As mentioned above, a flow table such as a vehicle traffic record table stores a huge number of records, and the number will quickly increase as time
goes by. Therefore, you need to create these tables as partitioned tables by date, and
application programs must use partition conditions as much as possible when scanning the
tables.
The following SQL statement is submitted by an application program to the database to
display tables and graphs on the homepage when a user logs in to the XX video big data
system:
SELECT count(1) FROM sc_etcptjd WHERE lower(sjly) = 'p';
Note that the WHERE clause does not use the distribution key enter_time as a filter
condition. In this case, each time a user logs in to the system, the application program fully
scans the flow table storing 1 billion vehicle traffic records, costing high I/O resources.
In such a flow table, the inventory data is constant, and only the incremental vehicle traffic
records of the day keep changing. The system only needs to calculate the number of inventory
records of the previous day at midnight 12:00 every day and saves it in a configuration table.

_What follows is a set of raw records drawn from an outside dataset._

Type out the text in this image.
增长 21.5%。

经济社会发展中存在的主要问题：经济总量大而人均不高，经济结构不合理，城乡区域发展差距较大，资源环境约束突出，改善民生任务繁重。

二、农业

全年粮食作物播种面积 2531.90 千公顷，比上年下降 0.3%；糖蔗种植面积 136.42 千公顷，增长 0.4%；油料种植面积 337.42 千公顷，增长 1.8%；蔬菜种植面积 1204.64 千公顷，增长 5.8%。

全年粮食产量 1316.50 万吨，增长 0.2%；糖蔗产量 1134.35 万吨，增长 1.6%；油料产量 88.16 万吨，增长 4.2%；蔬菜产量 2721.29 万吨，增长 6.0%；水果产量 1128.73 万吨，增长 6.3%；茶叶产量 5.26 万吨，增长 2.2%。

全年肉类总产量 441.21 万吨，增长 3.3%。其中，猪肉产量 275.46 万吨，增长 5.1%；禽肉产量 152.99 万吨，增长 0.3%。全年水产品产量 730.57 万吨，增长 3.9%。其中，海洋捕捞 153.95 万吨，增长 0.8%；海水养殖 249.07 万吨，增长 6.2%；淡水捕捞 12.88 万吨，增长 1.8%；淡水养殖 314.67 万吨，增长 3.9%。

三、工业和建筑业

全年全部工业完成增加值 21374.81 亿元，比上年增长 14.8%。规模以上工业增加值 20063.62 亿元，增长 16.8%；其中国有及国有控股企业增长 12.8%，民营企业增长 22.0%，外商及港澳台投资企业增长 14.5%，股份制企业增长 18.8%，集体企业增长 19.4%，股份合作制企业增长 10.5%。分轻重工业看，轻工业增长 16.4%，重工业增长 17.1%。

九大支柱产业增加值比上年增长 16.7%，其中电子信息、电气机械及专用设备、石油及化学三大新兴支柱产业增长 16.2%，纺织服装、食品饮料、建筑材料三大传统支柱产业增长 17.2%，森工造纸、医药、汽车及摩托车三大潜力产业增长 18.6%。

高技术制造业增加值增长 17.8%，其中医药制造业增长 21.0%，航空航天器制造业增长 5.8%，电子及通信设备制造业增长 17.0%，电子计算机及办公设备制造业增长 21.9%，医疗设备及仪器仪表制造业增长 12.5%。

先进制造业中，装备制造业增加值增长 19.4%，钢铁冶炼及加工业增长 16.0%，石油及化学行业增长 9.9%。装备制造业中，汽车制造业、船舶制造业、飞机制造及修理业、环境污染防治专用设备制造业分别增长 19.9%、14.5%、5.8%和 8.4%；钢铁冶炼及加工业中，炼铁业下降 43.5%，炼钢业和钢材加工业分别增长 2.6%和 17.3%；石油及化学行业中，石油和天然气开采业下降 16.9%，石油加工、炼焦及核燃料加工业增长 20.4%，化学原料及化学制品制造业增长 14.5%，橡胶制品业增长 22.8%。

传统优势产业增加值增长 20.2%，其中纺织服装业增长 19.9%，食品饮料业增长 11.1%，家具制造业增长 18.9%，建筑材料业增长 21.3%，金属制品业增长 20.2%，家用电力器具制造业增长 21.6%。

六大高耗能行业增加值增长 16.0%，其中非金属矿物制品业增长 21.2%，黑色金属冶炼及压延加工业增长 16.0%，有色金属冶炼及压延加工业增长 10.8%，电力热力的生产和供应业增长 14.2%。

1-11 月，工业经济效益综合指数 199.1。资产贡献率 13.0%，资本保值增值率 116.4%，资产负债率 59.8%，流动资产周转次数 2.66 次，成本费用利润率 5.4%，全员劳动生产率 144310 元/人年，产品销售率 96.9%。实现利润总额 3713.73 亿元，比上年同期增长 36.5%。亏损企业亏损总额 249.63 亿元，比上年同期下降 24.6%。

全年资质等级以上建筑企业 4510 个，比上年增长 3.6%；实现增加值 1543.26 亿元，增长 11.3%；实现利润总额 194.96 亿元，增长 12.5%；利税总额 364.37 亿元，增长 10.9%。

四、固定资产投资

When a user later logs in to the system, the system only measures the number of incremental
records in the partition of the day in real time, and adds the number to the number of
inventory records in the configuration table to obtain the final result. The modified SQL
statement is as follows:
SELECT count(1) FROM sc_etcptjd WHERE lower(sjly) = 'p'
AND enter_time = CURRENT_DATE;
Adding a partition filter condition in the WHERE clause avoids full scan on a flow table in
peak service hours, which greatly improves user experience in homepage login.